In response to a request to clarify whether the payments totalling £148,500 were gifts from her mother or payments in respect of her pecuniary legacy from her father she replied:

“ The Petitioner has provided documentary evidence of all payments received from her inheritance.  It is correct as she stated in her Form E that she also received monetary gifts from her mother and as these were not more than £5,000 she was not required to disclose them pursuant to the Order made at the First Appointment.”

23 May 2007 
Mr Y exercised his option (granted in June 2006) to acquire 133 shares in DGT Ltd. 

25 May 2007 
DGT Ltd was sold for £34 million with the potential for some small adjustments. 

1 June 2007 
The husband’s solicitors wrote to the wife's solicitors telling them that the husband had important but sensitive information to disclose about DGT Ltd.

4 June 2007 
The husband's solicitors wrote to the wife's solicitors informing them that the husband had sold his interest in DGT Ltd and stating that they understood that there would be a press release in relation to the sale that day.  They also indicated that they had all of the documentation to disclose but that they needed an undertaking from the wife and her solicitors before this could be released.

4 June 2007 
The wife's solicitors replied asking if there was a reason why no disclosure had been made relating to the sale before and indicating that they and the wife were bound by the implied undertaking and did not see that anything further was required.  In addition they invited the husband to provide an undertaking by return that the net proceeds of the sale would be frozen by him pending a final resolution of the case.

4 June 2007 
After a further exchange of correspondence on that day the husband’s solicitors sent to the wife's solicitors an explanation from the husband's accountants dealing with the sale together with a copy of the share purchase agreement and stated:

“ As you will see from the letter from our client's Accountant, he has received a sum of £27,808,894.05, which is held in a Royal Bank of Scotland 90 Day Deposit Account.  Our client will, without prejudice to his contention that your client will, when she has given full and frank disclosure of her financial position, be held to have no claim against him in these proceedings, hold the sum of £10 million pending final determination of these proceedings, and will not utilise any part of the £10 million without 28 days prior written notice to your client of his intention to do so, such written notice to be provided to yourselves.”

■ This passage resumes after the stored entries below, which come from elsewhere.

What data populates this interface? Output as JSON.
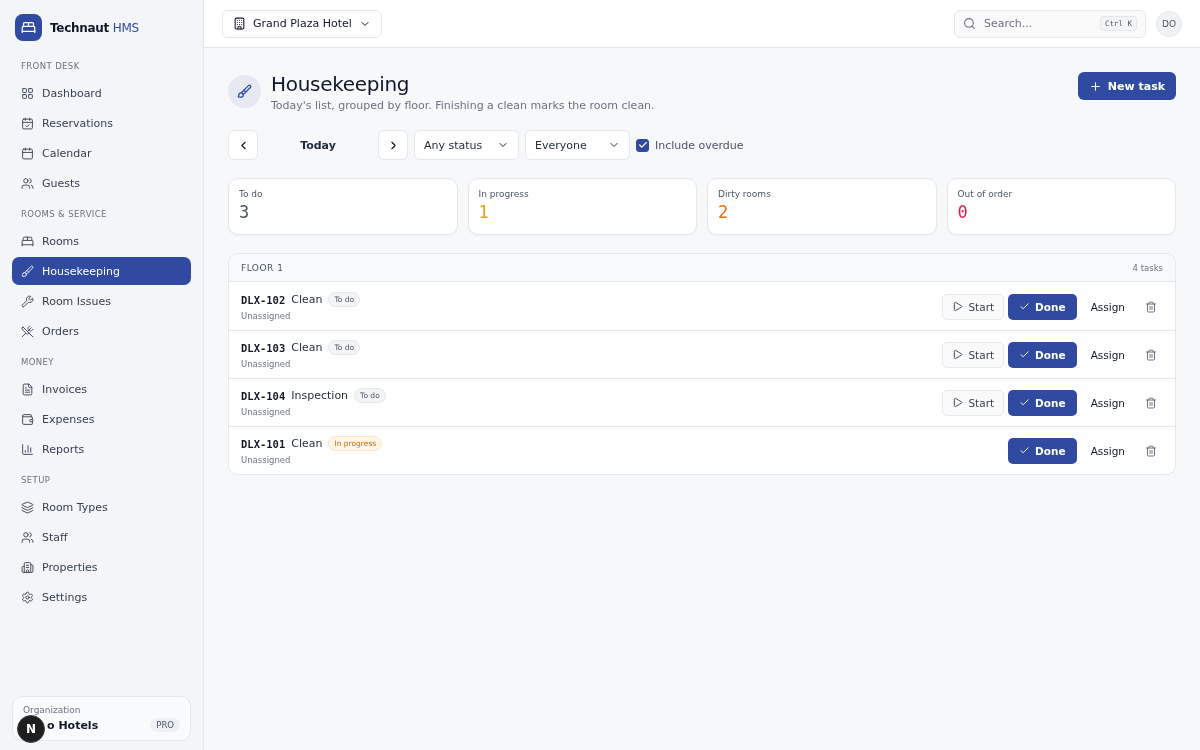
{
  "brand": {
    "name": "Technaut",
    "suffix": "HMS"
  },
  "sidebar": {
    "sections": [
      {
        "title": "FRONT DESK",
        "items": [
          {
            "label": "Dashboard",
            "selected": false
          },
          {
            "label": "Reservations",
            "selected": false
          },
          {
            "label": "Calendar",
            "selected": false
          },
          {
            "label": "Guests",
            "selected": false
          }
        ]
      },
      {
        "title": "ROOMS & SERVICE",
        "items": [
          {
            "label": "Rooms",
            "selected": false
          },
          {
            "label": "Housekeeping",
            "selected": true
          },
          {
            "label": "Room Issues",
            "selected": false
          },
          {
            "label": "Orders",
            "selected": false
          }
        ]
      },
      {
        "title": "MONEY",
        "items": [
          {
            "label": "Invoices",
            "selected": false
          },
          {
            "label": "Expenses",
            "selected": false
          },
          {
            "label": "Reports",
            "selected": false
          }
        ]
      },
      {
        "title": "SETUP",
        "items": [
          {
            "label": "Room Types",
            "selected": false
          },
          {
            "label": "Staff",
            "selected": false
          },
          {
            "label": "Properties",
            "selected": false
          },
          {
            "label": "Settings",
            "selected": false
          }
        ]
      }
    ],
    "org": {
      "label": "Organization",
      "name": "o Hotels",
      "badge": "PRO",
      "overlay_letter": "N"
    }
  },
  "topbar": {
    "property": "Grand Plaza Hotel",
    "search": {
      "placeholder": "Search...",
      "shortcut": "Ctrl K"
    },
    "avatar": "DO"
  },
  "page": {
    "title": "Housekeeping",
    "subtitle": "Today's list, grouped by floor. Finishing a clean marks the room clean.",
    "new_button": "New task"
  },
  "filters": {
    "date": "Today",
    "status": "Any status",
    "assignee": "Everyone",
    "overdue": {
      "label": "Include overdue",
      "checked": true
    }
  },
  "stats": [
    {
      "label": "To do",
      "value": "3",
      "color": "#4b5563"
    },
    {
      "label": "In progress",
      "value": "1",
      "color": "#f59e0b"
    },
    {
      "label": "Dirty rooms",
      "value": "2",
      "color": "#ea6a0c"
    },
    {
      "label": "Out of order",
      "value": "0",
      "color": "#e11d48"
    }
  ],
  "groups": [
    {
      "title": "FLOOR 1",
      "count": "4 tasks",
      "tasks": [
        {
          "room": "DLX-102",
          "type": "Clean",
          "status": {
            "label": "To do",
            "kind": "todo"
          },
          "assignee": "Unassigned",
          "start": "Start",
          "done": "Done",
          "assign": "Assign"
        },
        {
          "room": "DLX-103",
          "type": "Clean",
          "status": {
            "label": "To do",
            "kind": "todo"
          },
          "assignee": "Unassigned",
          "start": "Start",
          "done": "Done",
          "assign": "Assign"
        },
        {
          "room": "DLX-104",
          "type": "Inspection",
          "status": {
            "label": "To do",
            "kind": "todo"
          },
          "assignee": "Unassigned",
          "start": "Start",
          "done": "Done",
          "assign": "Assign"
        },
        {
          "room": "DLX-101",
          "type": "Clean",
          "status": {
            "label": "In progress",
            "kind": "progress"
          },
          "assignee": "Unassigned",
          "done": "Done",
          "assign": "Assign"
        }
      ]
    }
  ]
}
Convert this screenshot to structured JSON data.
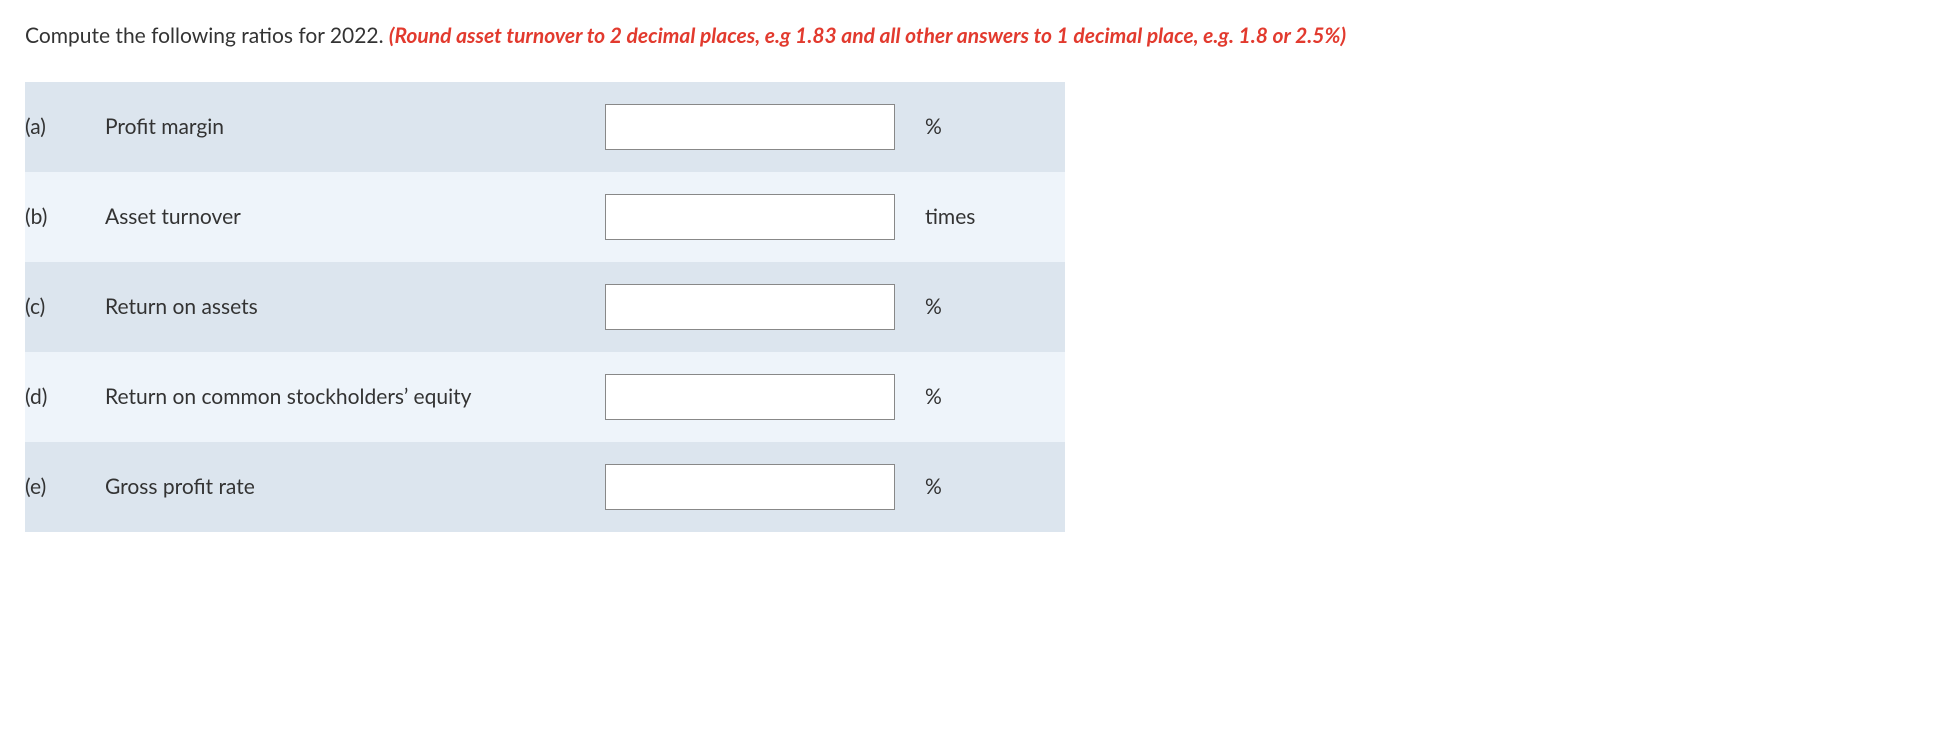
{
  "instruction": {
    "black": "Compute the following ratios for 2022. ",
    "red": "(Round asset turnover to 2 decimal places, e.g 1.83 and all other answers to 1 decimal place, e.g. 1.8 or 2.5%)"
  },
  "rows": [
    {
      "label": "(a)",
      "name": "Profit margin",
      "value": "",
      "unit": "%"
    },
    {
      "label": "(b)",
      "name": "Asset turnover",
      "value": "",
      "unit": "times"
    },
    {
      "label": "(c)",
      "name": "Return on assets",
      "value": "",
      "unit": "%"
    },
    {
      "label": "(d)",
      "name": "Return on common stockholders’ equity",
      "value": "",
      "unit": "%"
    },
    {
      "label": "(e)",
      "name": "Gross profit rate",
      "value": "",
      "unit": "%"
    }
  ]
}
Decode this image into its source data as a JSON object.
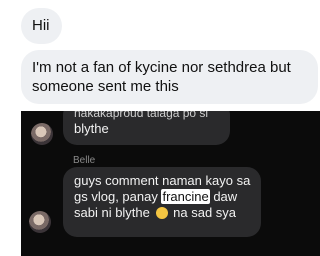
{
  "messages": {
    "greeting": "Hii",
    "main": "I'm not a fan of kycine nor sethdrea but someone sent me this"
  },
  "screenshot": {
    "previous_cut_text": "nakakaproud talaga po si",
    "previous_text": "blythe",
    "sender_name": "Belle",
    "reply_line1": "guys comment naman kayo sa",
    "reply_line2_pre": "gs vlog, panay ",
    "reply_line2_highlight": "francine",
    "reply_line2_post": " daw",
    "reply_line3_pre": "sabi ni blythe",
    "reply_line3_post": "na sad sya",
    "emoji_icon": "sad-face-emoji"
  }
}
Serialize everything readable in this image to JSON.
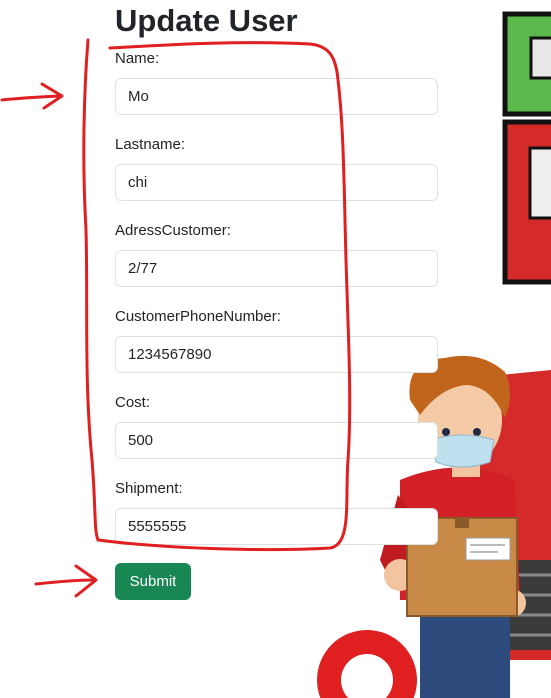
{
  "form": {
    "title": "Update User",
    "fields": [
      {
        "label": "Name:",
        "value": "Mo"
      },
      {
        "label": "Lastname:",
        "value": "chi"
      },
      {
        "label": "AdressCustomer:",
        "value": "2/77"
      },
      {
        "label": "CustomerPhoneNumber:",
        "value": "1234567890"
      },
      {
        "label": "Cost:",
        "value": "500"
      },
      {
        "label": "Shipment:",
        "value": "5555555"
      }
    ],
    "submit_label": "Submit"
  },
  "colors": {
    "submit_bg": "#198754",
    "annotation": "#e02020",
    "shirt": "#d32027",
    "box": "#c98a48"
  },
  "icons": [
    "annotation-arrow-icon",
    "delivery-man-illustration"
  ]
}
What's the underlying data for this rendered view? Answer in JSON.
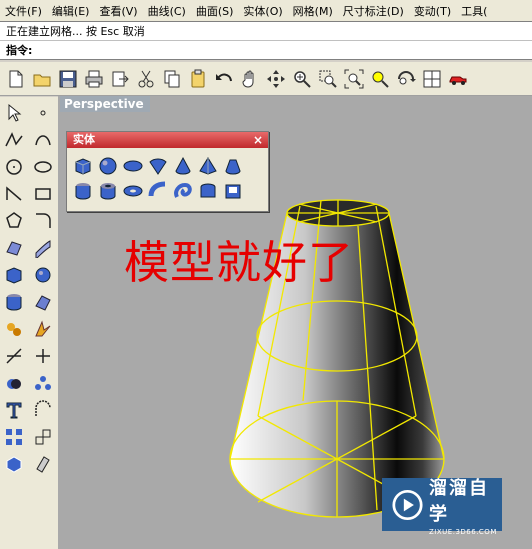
{
  "menubar": {
    "items": [
      "文件(F)",
      "编辑(E)",
      "查看(V)",
      "曲线(C)",
      "曲面(S)",
      "实体(O)",
      "网格(M)",
      "尺寸标注(D)",
      "变动(T)",
      "工具("
    ]
  },
  "command": {
    "history": "正在建立网格... 按 Esc 取消",
    "prompt": "指令:"
  },
  "toolbar": {
    "icons": [
      "new-icon",
      "open-icon",
      "save-icon",
      "print-icon",
      "import-icon",
      "cut-icon",
      "copy-icon",
      "paste-icon",
      "undo-icon",
      "pan-icon",
      "rotate-view-icon",
      "zoom-icon",
      "zoom-window-icon",
      "zoom-extents-icon",
      "zoom-selected-icon",
      "view-manage-icon",
      "four-view-icon",
      "car-icon"
    ]
  },
  "viewport": {
    "label": "Perspective"
  },
  "solid_panel": {
    "title": "实体",
    "close": "×"
  },
  "overlay": {
    "text": "模型就好了"
  },
  "watermark": {
    "brand": "溜溜自学",
    "url": "ZIXUE.3D66.COM"
  },
  "colors": {
    "viewport_bg": "#a9a9a9",
    "overlay_red": "#e60000",
    "wireframe_yellow": "#f2e800",
    "panel_title_red": "#c0292c"
  }
}
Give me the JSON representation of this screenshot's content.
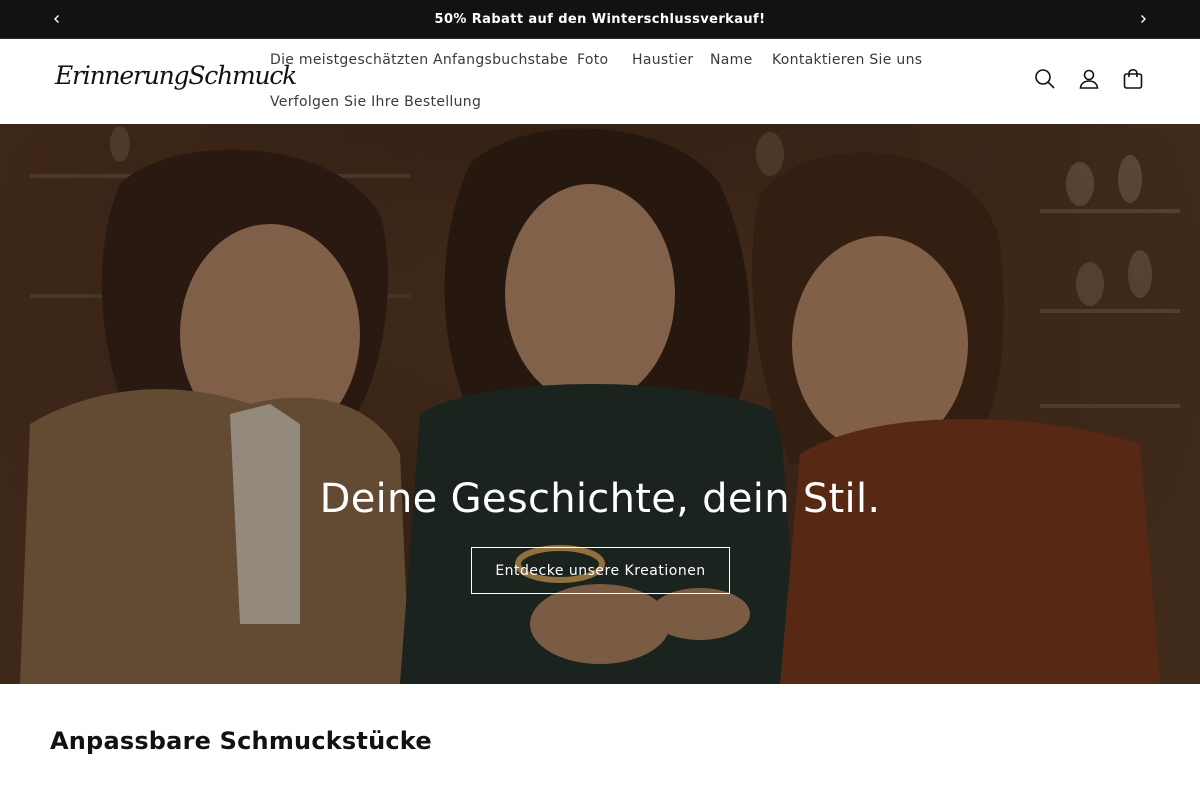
{
  "announcement": {
    "text": "50% Rabatt auf den Winterschlussverkauf!",
    "prev_icon": "chevron-left-icon",
    "next_icon": "chevron-right-icon"
  },
  "header": {
    "logo_text": "ErinnerungSchmuck",
    "nav": [
      {
        "label": "Die meistgeschätzten"
      },
      {
        "label": "Anfangsbuchstabe"
      },
      {
        "label": "Foto"
      },
      {
        "label": "Haustier"
      },
      {
        "label": "Name"
      },
      {
        "label": "Kontaktieren Sie uns"
      },
      {
        "label": "Verfolgen Sie Ihre Bestellung"
      }
    ],
    "icons": [
      "search-icon",
      "account-icon",
      "cart-icon"
    ]
  },
  "hero": {
    "title": "Deine Geschichte, dein Stil.",
    "button_label": "Entdecke unsere Kreationen"
  },
  "section": {
    "title": "Anpassbare Schmuckstücke"
  },
  "colors": {
    "announcement_bg": "#121212",
    "text": "#121212",
    "hero_overlay": "#2a1a10"
  }
}
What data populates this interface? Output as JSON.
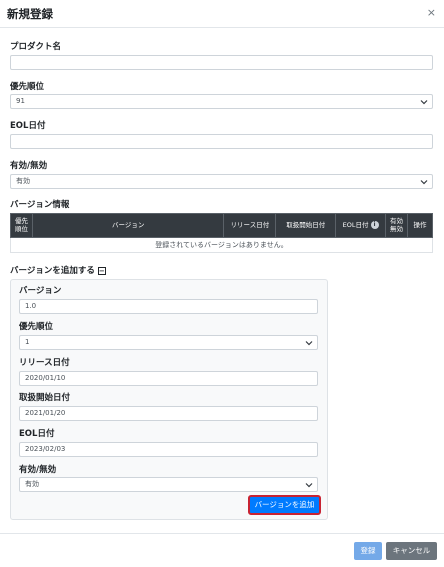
{
  "dialog": {
    "title": "新規登録",
    "close_symbol": "×"
  },
  "form": {
    "product_name": {
      "label": "プロダクト名",
      "value": ""
    },
    "priority": {
      "label": "優先順位",
      "value": "91"
    },
    "eol_date": {
      "label": "EOL日付",
      "value": ""
    },
    "enabled": {
      "label": "有効/無効",
      "value": "有効"
    }
  },
  "version_info": {
    "title": "バージョン情報",
    "columns": [
      "優先\n順位",
      "バージョン",
      "リリース日付",
      "取扱開始日付",
      "EOL日付",
      "有効\n無効",
      "操作"
    ],
    "empty_message": "登録されているバージョンはありません。"
  },
  "add_version": {
    "toggle_label": "バージョンを追加する",
    "toggle_symbol": "−",
    "version": {
      "label": "バージョン",
      "value": "1.0"
    },
    "priority": {
      "label": "優先順位",
      "value": "1"
    },
    "release_date": {
      "label": "リリース日付",
      "value": "2020/01/10"
    },
    "handling_start_date": {
      "label": "取扱開始日付",
      "value": "2021/01/20"
    },
    "eol_date": {
      "label": "EOL日付",
      "value": "2023/02/03"
    },
    "enabled": {
      "label": "有効/無効",
      "value": "有効"
    },
    "add_button_label": "バージョンを追加"
  },
  "footer": {
    "register_label": "登録",
    "cancel_label": "キャンセル"
  },
  "colors": {
    "primary": "#007bff",
    "primary_disabled": "#74a9e8",
    "secondary": "#6c757d",
    "table_header": "#343a40",
    "highlight_border": "#c82333"
  },
  "icons": {
    "close": "close-icon",
    "chevron": "chevron-down-icon",
    "info": "info-icon",
    "collapse": "minus-square-icon"
  }
}
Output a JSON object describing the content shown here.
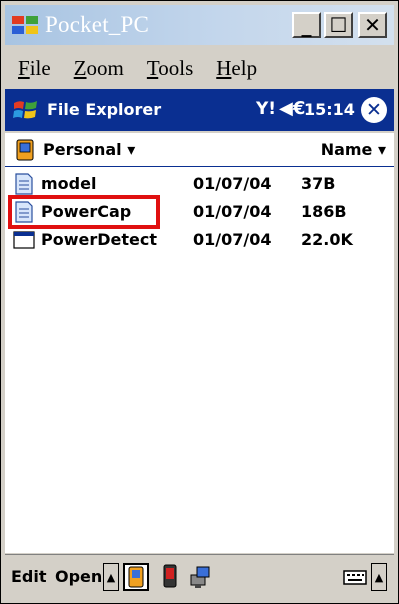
{
  "window": {
    "title": "Pocket_PC",
    "minimize_glyph": "_",
    "maximize_glyph": "☐",
    "close_glyph": "✕"
  },
  "menu": {
    "items": [
      {
        "label": "File",
        "mnemonic": "F",
        "rest": "ile"
      },
      {
        "label": "Zoom",
        "mnemonic": "Z",
        "rest": "oom"
      },
      {
        "label": "Tools",
        "mnemonic": "T",
        "rest": "ools"
      },
      {
        "label": "Help",
        "mnemonic": "H",
        "rest": "elp"
      }
    ]
  },
  "navbar": {
    "title": "File Explorer",
    "signal_glyph": "Y!",
    "volume_glyph": "◀€",
    "time": "15:14",
    "close_glyph": "✕"
  },
  "explorer": {
    "folder": "Personal ▾",
    "sort": "Name ▾",
    "files": [
      {
        "name": "model",
        "date": "01/07/04",
        "size": "37B",
        "icon": "document-icon"
      },
      {
        "name": "PowerCap",
        "date": "01/07/04",
        "size": "186B",
        "icon": "document-icon"
      },
      {
        "name": "PowerDetect",
        "date": "01/07/04",
        "size": "22.0K",
        "icon": "application-icon"
      }
    ]
  },
  "commandbar": {
    "edit": "Edit",
    "open": "Open",
    "up_arrow": "▲"
  },
  "colors": {
    "nav_blue": "#0a2f91",
    "highlight_red": "#e01010",
    "chrome_gray": "#d4d0c8"
  }
}
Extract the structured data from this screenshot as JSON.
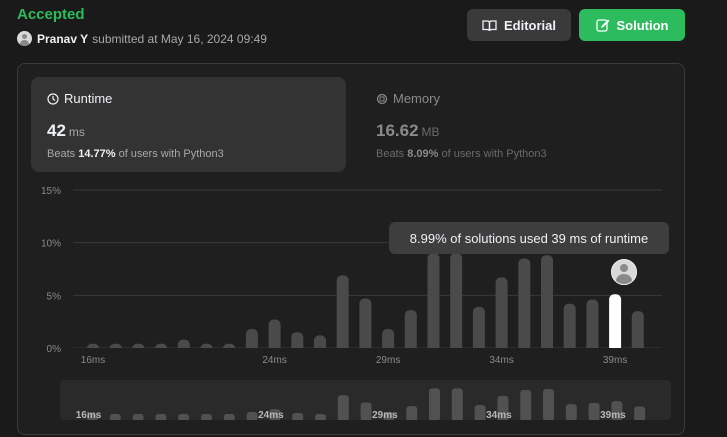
{
  "header": {
    "status": "Accepted",
    "username": "Pranav Y",
    "submitted_text": "submitted at May 16, 2024 09:49",
    "editorial_label": "Editorial",
    "solution_label": "Solution"
  },
  "runtime": {
    "title": "Runtime",
    "value": "42",
    "unit": "ms",
    "beats_prefix": "Beats",
    "beats_pct": "14.77%",
    "beats_suffix": "of users with Python3"
  },
  "memory": {
    "title": "Memory",
    "value": "16.62",
    "unit": "MB",
    "beats_prefix": "Beats",
    "beats_pct": "8.09%",
    "beats_suffix": "of users with Python3"
  },
  "tooltip": "8.99% of solutions used 39 ms of runtime",
  "colors": {
    "accent_green": "#2cbb5d",
    "bar": "#4a4a4a",
    "bar_selected": "#ffffff",
    "minimap_bar": "#515151"
  },
  "chart_data": {
    "type": "bar",
    "x": [
      16,
      17,
      18,
      19,
      20,
      21,
      22,
      23,
      24,
      25,
      26,
      27,
      28,
      29,
      30,
      31,
      32,
      33,
      34,
      35,
      36,
      37,
      38,
      39,
      40
    ],
    "values": [
      0.4,
      0.4,
      0.4,
      0.4,
      0.8,
      0.4,
      0.4,
      1.8,
      2.7,
      1.5,
      1.2,
      6.9,
      4.7,
      1.8,
      3.6,
      8.99,
      8.99,
      3.9,
      6.7,
      8.5,
      8.8,
      4.2,
      4.6,
      5.1,
      3.5
    ],
    "selected_index": 23,
    "x_tick_labels": [
      "16ms",
      "24ms",
      "29ms",
      "34ms",
      "39ms"
    ],
    "y_tick_labels": [
      "15%",
      "10%",
      "5%",
      "0%"
    ],
    "ylim": [
      0,
      15
    ],
    "grid": true
  }
}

The £27,808,000 sum is net of selling costs.  Net of capital gains tax it became £25.028m.

26 June 2007 
Notification was given of an application by the wife for maintenance pending suit.

28 June 2007 
Form A was issued by the wife.

29 June 2007 
The FDR was adjourned on the husband undertaking to preserve £10m and directions were given.

8 November 2007 
Following correspondence between the solicitors an order by consent was made by HHJ Barnett that provided that:

“UPON the Petitioner's application for Maintenance Pending Suit dated 28 June 2007
AND UPON IT BEING RECORDED THAT the payment referred to at Clause 1 below is without prejudice to the Respondents contention that the Petitioner has no entitlement to interim maintenance, such contention not being accepted by the Petitioner

BY CONSENT IT IS ORDERED THAT:
1. The Respondent do pay or cause to be paid to the Petitioner a lump sum of £300,000 on account of her ancillary relief claims, by close of business on 7 November 2007 -----------“

Two further payments of £150,000 (making the total £600,000) were paid on equivalent terms (see an order of DJ Harper stamped 13 November 2008 and a letter from the husband’s solicitors dated 10 March 2009). By an order dated 31 March 2009 (made when the final hearing was adjourned) the wife was ordered to provide details as to how that sum had been utilised between costs and maintenance and the husband was ordered to pay the sum of £200,000 “on account of all her applications for ancillary relief including costs and living expenses”.

I do not need to provide a further chronology of the proceedings.